“Question,” Metallica frontman James Hetfield said to the crowd at Lollapalooza 2022. “St. Anger?” He held two thumbs up in the air to a mixed reaction. “Ha, ha, ha,” he said ruefully. He then flipped his thumbs down, once again exclaiming, “St. Anger?” as he smiled through a hail of jeers.
“Give it another chance, okay? This was the album that did not get the chance.”
So I did.
I first heard Metallica’s eighth and most derided LP following its release in 2003. This was in high school, after I learned that the local mall housed other stores besides Hot Topic, when I attempted to introduce color into my wardrobe (an orange vest worn over an orange shirt remains a particularly painful memory). I didn’t vibe with St. Anger, but I chalked it up to diverging tastes. We were too different, Metallica and me; they were still into thrash aggression, whereas I had absolutely no idea how much orange to wear.
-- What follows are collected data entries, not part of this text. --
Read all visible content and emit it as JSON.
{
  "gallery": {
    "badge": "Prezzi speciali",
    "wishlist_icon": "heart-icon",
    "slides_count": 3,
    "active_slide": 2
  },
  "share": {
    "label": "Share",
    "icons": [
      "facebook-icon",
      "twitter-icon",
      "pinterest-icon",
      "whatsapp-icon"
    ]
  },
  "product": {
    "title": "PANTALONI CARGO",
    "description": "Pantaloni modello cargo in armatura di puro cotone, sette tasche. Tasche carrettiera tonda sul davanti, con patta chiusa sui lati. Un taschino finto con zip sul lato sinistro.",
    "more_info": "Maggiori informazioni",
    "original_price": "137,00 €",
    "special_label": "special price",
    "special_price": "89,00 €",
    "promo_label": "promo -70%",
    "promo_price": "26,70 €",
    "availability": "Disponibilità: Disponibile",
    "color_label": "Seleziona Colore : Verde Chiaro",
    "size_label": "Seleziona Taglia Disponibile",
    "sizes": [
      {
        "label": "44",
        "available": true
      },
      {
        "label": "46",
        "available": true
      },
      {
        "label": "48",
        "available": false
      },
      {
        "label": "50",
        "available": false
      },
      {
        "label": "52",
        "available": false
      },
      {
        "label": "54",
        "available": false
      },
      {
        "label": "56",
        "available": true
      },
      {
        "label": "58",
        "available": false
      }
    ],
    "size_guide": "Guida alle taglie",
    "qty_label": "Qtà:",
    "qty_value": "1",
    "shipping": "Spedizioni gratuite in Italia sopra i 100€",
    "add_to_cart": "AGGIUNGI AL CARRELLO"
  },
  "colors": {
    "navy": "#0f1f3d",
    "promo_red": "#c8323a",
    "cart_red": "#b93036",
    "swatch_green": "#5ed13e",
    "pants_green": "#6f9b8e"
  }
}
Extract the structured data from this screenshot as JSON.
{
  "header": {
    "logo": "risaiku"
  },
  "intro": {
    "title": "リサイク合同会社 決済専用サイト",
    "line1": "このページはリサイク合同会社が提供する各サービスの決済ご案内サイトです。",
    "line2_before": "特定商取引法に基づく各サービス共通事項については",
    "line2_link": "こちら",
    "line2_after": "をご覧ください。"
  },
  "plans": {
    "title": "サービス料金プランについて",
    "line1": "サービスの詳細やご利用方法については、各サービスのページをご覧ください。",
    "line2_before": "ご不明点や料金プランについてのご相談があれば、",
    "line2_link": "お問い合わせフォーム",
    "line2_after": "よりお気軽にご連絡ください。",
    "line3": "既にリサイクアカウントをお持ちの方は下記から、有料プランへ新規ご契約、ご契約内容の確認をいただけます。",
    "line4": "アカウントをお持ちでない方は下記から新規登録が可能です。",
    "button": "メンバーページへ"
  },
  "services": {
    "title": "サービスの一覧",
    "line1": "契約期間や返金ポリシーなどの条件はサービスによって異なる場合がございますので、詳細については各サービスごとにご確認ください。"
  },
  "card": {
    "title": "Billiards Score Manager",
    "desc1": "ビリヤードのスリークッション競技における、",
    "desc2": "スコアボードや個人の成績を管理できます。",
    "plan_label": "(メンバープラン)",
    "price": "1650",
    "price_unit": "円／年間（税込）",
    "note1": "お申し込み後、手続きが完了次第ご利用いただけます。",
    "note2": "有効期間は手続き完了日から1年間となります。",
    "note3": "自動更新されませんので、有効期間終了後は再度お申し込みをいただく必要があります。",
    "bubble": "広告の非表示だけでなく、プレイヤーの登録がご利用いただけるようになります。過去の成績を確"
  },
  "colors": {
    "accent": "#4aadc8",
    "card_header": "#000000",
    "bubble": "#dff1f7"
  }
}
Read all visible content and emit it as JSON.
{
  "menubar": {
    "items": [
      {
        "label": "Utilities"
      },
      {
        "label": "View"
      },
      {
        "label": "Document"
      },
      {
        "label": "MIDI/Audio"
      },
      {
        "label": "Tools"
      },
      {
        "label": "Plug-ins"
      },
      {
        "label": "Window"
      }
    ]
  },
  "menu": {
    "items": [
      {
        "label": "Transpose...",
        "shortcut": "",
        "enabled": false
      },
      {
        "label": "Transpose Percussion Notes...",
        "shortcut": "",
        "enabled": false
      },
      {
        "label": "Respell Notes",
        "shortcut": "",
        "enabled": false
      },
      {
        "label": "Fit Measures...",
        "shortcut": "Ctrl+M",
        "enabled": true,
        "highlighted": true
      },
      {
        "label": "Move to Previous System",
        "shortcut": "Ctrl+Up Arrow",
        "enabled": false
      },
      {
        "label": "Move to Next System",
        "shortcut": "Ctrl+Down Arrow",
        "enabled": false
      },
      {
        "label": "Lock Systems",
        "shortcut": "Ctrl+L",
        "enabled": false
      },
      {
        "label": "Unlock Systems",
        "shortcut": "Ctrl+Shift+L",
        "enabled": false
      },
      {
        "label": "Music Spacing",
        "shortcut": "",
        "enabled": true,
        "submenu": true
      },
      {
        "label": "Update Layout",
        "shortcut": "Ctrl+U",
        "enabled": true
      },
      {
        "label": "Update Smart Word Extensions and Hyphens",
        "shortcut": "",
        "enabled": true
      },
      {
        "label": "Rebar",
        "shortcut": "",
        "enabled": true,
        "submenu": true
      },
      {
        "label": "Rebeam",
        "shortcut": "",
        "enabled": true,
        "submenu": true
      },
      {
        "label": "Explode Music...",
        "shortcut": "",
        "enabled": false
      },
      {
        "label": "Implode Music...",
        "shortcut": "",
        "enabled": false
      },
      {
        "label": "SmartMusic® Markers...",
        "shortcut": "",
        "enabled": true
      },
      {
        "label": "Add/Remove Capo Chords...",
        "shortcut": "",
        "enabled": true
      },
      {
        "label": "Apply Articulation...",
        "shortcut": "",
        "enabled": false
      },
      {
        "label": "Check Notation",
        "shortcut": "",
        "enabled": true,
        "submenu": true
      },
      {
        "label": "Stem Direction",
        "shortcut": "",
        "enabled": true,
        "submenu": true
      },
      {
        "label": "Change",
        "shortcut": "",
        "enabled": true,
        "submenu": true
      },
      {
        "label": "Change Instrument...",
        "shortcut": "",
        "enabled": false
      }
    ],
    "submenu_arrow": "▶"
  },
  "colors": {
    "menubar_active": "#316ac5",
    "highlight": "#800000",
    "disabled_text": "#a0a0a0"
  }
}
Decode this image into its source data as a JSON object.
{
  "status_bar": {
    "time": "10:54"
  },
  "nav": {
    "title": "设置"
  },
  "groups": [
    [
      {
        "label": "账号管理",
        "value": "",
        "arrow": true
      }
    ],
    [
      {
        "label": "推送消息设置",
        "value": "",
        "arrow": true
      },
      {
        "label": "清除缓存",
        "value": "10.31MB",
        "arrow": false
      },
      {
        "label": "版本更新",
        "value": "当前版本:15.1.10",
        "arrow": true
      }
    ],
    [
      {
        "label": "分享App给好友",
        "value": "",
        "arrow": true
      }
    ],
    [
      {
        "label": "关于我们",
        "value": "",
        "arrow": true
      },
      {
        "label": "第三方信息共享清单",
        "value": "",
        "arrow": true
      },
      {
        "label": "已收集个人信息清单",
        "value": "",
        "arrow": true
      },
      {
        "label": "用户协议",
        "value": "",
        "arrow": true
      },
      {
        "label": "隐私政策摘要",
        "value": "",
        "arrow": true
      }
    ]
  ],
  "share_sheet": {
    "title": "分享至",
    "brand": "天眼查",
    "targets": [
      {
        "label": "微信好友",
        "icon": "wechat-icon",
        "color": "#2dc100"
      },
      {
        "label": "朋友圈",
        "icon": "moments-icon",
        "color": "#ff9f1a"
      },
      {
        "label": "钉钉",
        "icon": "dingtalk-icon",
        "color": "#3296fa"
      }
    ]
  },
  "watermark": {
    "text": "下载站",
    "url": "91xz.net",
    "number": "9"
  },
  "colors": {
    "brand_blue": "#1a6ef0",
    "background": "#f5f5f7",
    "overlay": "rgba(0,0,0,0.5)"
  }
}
Years later I checked in again, this time as a baby music journalist doing the baby music journalist equivalent of potty training (writing my first listicle). By now I’d heard all the complaints — that snare drum! — and while I enjoyed a couple of St. Anger riffs as I powered through Metallica’s discography, I was listening-on-a-deadline, which is a close cousin of not listening at all.
More than half a decade later Metallica launched into “Dirty Window” at Lollapalooza 2022, and the song felt charged with purpose. Part of this may have been Hetfield’s plea that St. Anger deserved another chance. Metallica only played one song from 2016’s Hardwired… To Self-Destruct, and as for 2008’s Death Magnetic and Lulu, the 2011 collaboration with Lou Reed, they may as well have not existed. But Hetfield was adamant about the virtues of old St. Anger. He really believes in that album.
Live, “Dirty Window” kicks ass. The bang-bang intro steps up into a furious assault of rising triplets. The sudden softness of the refrain, “I’m judge and I’m jury and I’m executioner, too,” is disorienting. Metallica have always been willing to blow by us with speed, but like a wily pitcher, they’re now fooling us with the slow stuff, too.